Nine-year-old Keats has two older sisters and one younger one. With that many kids in the family, their parents regularly hire nannies to take care of them. Keats hasn’t enjoyed this much. The always-female nannies dote on his sisters and ignore him. So when their newest nanny is a man—or Manny, as he insists they call him—he’s pretty excited. Even more so when the Manny brings adventure to them every day! The Manny’s personal motto is “be interesting” and he makes every day fun for Keats by playing loud 80s music, actually eating off the floor if it’s “so clean you can eat off it”, or wearing funny costumes. But Lulu, Keats’ preteen sister, is embarrassed by these hijinks and keeps a book of ‘evidence’ of why she thinks that the Manny isn’t a good babysitter. Keats has every reason to worry that she’ll take it to their parents to get the Manny fired!
The Manny Files is really a fun read. The author has a knack for writing from a child’s perspective; the digressions in the text feel very genuine to conversations with children that age, but never goes so far away that it makes the narrative confusing. Keats’ feelings are genuine and relatable, from being bullied to being afraid to go off the high jump and beyond. His reactions are shown instead of told, and Keats feels like a very genuine person.
This book is often laugh-out-loud funny even to the adult reader, and I frequently paused to read bits out loud to my fiancee. But that doesn’t make it irreverent. The serious moments are treated with gravity by both Keats and the narrator, and there was a part in the book—I won’t spoil you—where I had to put my kindle down and take a ten minute break because I’d started to cry.
You care about Keats, but you care about the adults in his life too, and his siblings, and of course the Manny. I had been a little worried before starting about reading a book with a gay character who’s most defined by his exuberance and flamboyance, but the book solved my doubts. The Manny is a real person, performing his job which involves being larger than life, but his relationship with Uncle Max (which is hardly a secret to the adult readers when you read them together) is genuine, and we see hints of old hurts and tired experiences in his own life that inform how he reacts to the kids’ experiences.
I was very interested in Keats’ changing relationship with his bully, and how we got to see Keats develop empathy.

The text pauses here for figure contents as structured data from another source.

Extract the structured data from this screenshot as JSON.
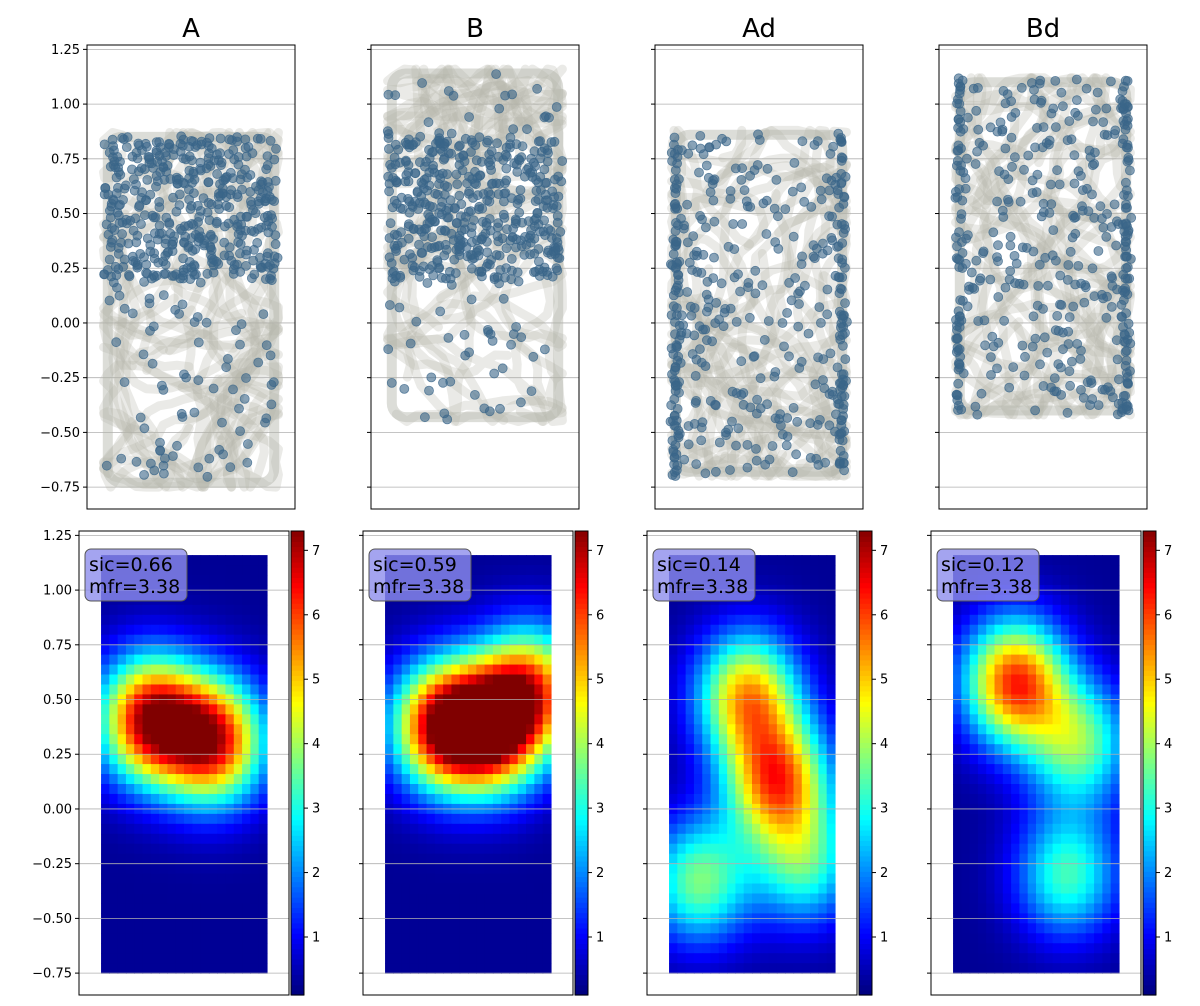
{
  "chart_data": [
    {
      "panel": "top",
      "type": "scatter",
      "titles": [
        "A",
        "B",
        "Ad",
        "Bd"
      ],
      "ylim": [
        -0.85,
        1.27
      ],
      "yticks": [
        -0.75,
        -0.5,
        -0.25,
        0.0,
        0.25,
        0.5,
        0.75,
        1.0,
        1.25
      ],
      "ytick_labels": [
        "−0.75",
        "−0.50",
        "−0.25",
        "0.00",
        "0.25",
        "0.50",
        "0.75",
        "1.00",
        "1.25"
      ],
      "grid": "horizontal",
      "colors": {
        "trajectory": "#b2b4a8",
        "spikes": "#3a6589"
      },
      "series": [
        {
          "x_range": [
            -0.42,
            0.42
          ],
          "y_range": [
            -0.75,
            0.87
          ],
          "spike_y_range": [
            -0.72,
            0.87
          ],
          "spike_density": "high 0.2–0.87, sparse below"
        },
        {
          "x_range": [
            -0.42,
            0.42
          ],
          "y_range": [
            -0.45,
            1.16
          ],
          "spike_y_range": [
            -0.45,
            1.15
          ],
          "spike_density": "high 0.2–0.87"
        },
        {
          "x_range": [
            -0.42,
            0.42
          ],
          "y_range": [
            -0.7,
            0.88
          ],
          "spike_y_range": [
            -0.7,
            0.88
          ],
          "spike_density": "uniform"
        },
        {
          "x_range": [
            -0.42,
            0.42
          ],
          "y_range": [
            -0.42,
            1.12
          ],
          "spike_y_range": [
            -0.42,
            1.12
          ],
          "spike_density": "uniform"
        }
      ]
    },
    {
      "panel": "bottom",
      "type": "heatmap",
      "colormap": "jet",
      "colorbar_range": [
        0.1,
        7.3
      ],
      "colorbar_ticks": [
        1,
        2,
        3,
        4,
        5,
        6,
        7
      ],
      "ylim": [
        -0.85,
        1.27
      ],
      "yticks": [
        -0.75,
        -0.5,
        -0.25,
        0.0,
        0.25,
        0.5,
        0.75,
        1.0,
        1.25
      ],
      "ytick_labels": [
        "−0.75",
        "−0.50",
        "−0.25",
        "0.00",
        "0.25",
        "0.50",
        "0.75",
        "1.00",
        "1.25"
      ],
      "grid": "horizontal",
      "extent_y": [
        -0.75,
        1.16
      ],
      "maps": [
        {
          "annotation": [
            "sic=0.66",
            "mfr=3.38"
          ],
          "peaks": [
            {
              "x": -0.16,
              "y": 0.41,
              "amp": 7.1
            },
            {
              "x": 0.14,
              "y": 0.31,
              "amp": 6.7
            }
          ]
        },
        {
          "annotation": [
            "sic=0.59",
            "mfr=3.38"
          ],
          "peaks": [
            {
              "x": -0.12,
              "y": 0.38,
              "amp": 6.9
            },
            {
              "x": 0.12,
              "y": 0.36,
              "amp": 6.5
            },
            {
              "x": 0.3,
              "y": 0.55,
              "amp": 5.3
            }
          ]
        },
        {
          "annotation": [
            "sic=0.14",
            "mfr=3.38"
          ],
          "peaks": [
            {
              "x": -0.02,
              "y": 0.52,
              "amp": 5.3
            },
            {
              "x": 0.12,
              "y": 0.13,
              "amp": 5.8
            },
            {
              "x": -0.25,
              "y": -0.33,
              "amp": 3.8
            },
            {
              "x": 0.25,
              "y": -0.25,
              "amp": 3.3
            }
          ]
        },
        {
          "annotation": [
            "sic=0.12",
            "mfr=3.38"
          ],
          "peaks": [
            {
              "x": -0.1,
              "y": 0.58,
              "amp": 6.3
            },
            {
              "x": 0.2,
              "y": 0.3,
              "amp": 3.8
            },
            {
              "x": 0.15,
              "y": -0.3,
              "amp": 3.4
            }
          ]
        }
      ]
    }
  ]
}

I’m often also wary of the “the bully has a hard life and you just need to be nice to them” stories (as someone who was bullied as a kid myself), but this particular bully’s moods and neediness did come through loud and clear.
I know there’s a sequel and I’m looking forward to reading it soon. I hope too that there will be more books in this series even before I get to read Hit the Road, Manny; that’s how charmed I was by this story!